Travis Denning (born December 1, 1992) is an American country music singer and songwriter signed to UMG Nashville's Mercury Nashville label. He has charted with the singles "David Ashley Parker from Powder Springs" and "After a Few", the latter of which has reached number one on the United States Country Airplay chart.

Musical career
Denning was born on December 1, 1992, in Warner Robins, Georgia. He began pursuing his musical interests after listening to music with his father as a teenager, and released his first independent single in 2012, "Ready for Tonight". After moving to Nashville, Tennessee, in 2014, he got a publishing deal with RED Creative Group, which led to him writing songs for Jason Aldean, Justin Moore, and Chase Rice among others. After promoting himself on social media, he began performing as opening acts for Moore, Rice, and Lanco. In 2018, he signed to Mercury Nashville and released the single "David Ashley Parker from Powder Springs", which has charted on Country Airplay.  In 2019, Denning released his second single, "After a Few", which became a top ten hit on the Country Airplay chart. In May 2020, "After a Few" set a Billboard record by spending 60 weeks on the Country Airplay chart, breaking the previous record of 59 weeks, which had been set by Jimmie Allen's single "Make Me Want To". The following month, it reached number one after 65 weeks on the chart, also setting a record for the slowest ascent to the top.

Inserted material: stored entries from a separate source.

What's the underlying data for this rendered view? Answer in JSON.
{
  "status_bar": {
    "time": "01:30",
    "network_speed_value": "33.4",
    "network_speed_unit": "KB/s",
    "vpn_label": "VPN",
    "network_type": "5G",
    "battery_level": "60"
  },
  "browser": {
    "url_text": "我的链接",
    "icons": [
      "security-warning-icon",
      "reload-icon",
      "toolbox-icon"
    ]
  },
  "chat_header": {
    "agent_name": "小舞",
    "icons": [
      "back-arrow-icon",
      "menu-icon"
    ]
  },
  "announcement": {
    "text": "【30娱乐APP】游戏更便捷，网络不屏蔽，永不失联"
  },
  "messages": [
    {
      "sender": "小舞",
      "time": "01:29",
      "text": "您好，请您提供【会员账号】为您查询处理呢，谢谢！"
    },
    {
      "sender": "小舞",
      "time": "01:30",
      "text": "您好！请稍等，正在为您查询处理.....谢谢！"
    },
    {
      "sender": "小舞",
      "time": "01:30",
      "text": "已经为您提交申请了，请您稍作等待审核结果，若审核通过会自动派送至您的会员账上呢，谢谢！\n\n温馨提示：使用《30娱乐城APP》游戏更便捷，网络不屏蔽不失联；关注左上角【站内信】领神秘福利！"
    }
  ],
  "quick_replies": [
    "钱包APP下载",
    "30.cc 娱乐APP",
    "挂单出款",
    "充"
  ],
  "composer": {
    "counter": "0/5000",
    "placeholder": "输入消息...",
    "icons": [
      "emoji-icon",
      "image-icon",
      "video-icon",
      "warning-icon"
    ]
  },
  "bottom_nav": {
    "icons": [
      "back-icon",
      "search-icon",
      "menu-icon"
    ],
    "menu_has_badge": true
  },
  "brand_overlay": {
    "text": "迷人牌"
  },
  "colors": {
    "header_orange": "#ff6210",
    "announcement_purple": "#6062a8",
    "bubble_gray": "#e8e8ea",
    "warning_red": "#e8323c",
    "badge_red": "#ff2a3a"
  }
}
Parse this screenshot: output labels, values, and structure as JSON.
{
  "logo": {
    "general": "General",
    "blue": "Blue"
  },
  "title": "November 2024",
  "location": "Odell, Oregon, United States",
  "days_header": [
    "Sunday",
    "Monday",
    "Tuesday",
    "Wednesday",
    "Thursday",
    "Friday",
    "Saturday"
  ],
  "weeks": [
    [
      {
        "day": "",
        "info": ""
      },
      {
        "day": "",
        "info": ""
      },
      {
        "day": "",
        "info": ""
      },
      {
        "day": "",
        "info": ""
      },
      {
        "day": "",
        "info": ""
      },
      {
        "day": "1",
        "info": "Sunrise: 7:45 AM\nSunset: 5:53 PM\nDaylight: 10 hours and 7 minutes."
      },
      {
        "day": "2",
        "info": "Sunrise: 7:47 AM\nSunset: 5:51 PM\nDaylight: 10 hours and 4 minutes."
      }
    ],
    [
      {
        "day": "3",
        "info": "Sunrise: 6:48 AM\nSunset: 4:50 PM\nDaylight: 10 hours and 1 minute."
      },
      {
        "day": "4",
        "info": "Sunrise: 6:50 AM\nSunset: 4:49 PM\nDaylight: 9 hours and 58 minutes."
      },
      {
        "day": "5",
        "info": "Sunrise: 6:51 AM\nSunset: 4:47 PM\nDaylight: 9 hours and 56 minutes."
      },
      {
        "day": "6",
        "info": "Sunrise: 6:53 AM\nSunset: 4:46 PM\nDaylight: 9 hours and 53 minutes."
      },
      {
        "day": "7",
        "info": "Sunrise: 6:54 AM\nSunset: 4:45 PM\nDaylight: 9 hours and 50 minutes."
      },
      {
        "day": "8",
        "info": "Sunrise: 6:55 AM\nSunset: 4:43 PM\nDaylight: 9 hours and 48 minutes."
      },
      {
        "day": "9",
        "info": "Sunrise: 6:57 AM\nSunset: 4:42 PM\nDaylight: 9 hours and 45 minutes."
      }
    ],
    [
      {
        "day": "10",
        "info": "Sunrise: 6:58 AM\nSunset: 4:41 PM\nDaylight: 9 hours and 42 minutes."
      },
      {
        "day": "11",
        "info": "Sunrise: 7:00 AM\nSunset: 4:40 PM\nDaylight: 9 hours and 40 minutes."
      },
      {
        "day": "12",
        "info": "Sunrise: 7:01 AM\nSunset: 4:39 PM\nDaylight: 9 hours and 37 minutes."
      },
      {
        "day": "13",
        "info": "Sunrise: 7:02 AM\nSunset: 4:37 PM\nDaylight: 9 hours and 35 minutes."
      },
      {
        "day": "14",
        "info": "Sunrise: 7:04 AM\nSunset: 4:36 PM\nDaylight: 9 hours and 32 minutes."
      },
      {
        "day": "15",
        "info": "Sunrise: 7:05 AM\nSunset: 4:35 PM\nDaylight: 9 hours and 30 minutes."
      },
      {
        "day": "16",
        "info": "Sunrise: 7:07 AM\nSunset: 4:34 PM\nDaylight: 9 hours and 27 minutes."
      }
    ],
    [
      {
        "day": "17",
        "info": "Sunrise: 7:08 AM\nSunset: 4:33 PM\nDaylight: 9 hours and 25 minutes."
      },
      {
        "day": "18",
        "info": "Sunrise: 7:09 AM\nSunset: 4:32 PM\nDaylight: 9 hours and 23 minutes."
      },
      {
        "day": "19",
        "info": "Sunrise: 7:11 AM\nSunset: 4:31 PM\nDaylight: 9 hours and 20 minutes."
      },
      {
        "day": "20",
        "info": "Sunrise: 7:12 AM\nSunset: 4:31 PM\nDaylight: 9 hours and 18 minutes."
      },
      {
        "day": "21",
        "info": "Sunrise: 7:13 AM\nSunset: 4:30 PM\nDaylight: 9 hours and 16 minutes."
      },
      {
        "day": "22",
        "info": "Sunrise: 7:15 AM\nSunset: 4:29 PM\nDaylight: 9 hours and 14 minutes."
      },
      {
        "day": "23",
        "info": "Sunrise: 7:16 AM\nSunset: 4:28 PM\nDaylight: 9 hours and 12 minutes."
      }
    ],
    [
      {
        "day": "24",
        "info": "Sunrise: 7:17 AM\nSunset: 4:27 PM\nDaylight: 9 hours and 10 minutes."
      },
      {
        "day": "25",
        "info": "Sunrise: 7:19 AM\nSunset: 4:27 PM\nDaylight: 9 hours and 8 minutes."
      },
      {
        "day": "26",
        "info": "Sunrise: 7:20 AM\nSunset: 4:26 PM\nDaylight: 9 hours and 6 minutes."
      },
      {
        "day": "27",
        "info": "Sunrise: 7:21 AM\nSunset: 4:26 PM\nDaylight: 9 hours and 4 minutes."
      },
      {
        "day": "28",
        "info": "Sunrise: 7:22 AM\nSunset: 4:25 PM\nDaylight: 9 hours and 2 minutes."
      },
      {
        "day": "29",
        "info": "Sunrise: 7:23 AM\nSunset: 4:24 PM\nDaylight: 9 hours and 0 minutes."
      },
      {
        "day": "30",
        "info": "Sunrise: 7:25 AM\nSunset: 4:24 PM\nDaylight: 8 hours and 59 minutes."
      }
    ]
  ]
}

"David Ashley Parker from Powder Springs" is based on Denning's real-life experiences with identity document forgery when he was underaged, and David Ashley Parker is a real person whose identity Denning used to buy beer and cigarettes when he was not old enough to do so legally. Denning wrote the song with Jon Randall and Jessi Alexander. Denning also co-wrote Michael Ray's 2019 single "Her World or Mine".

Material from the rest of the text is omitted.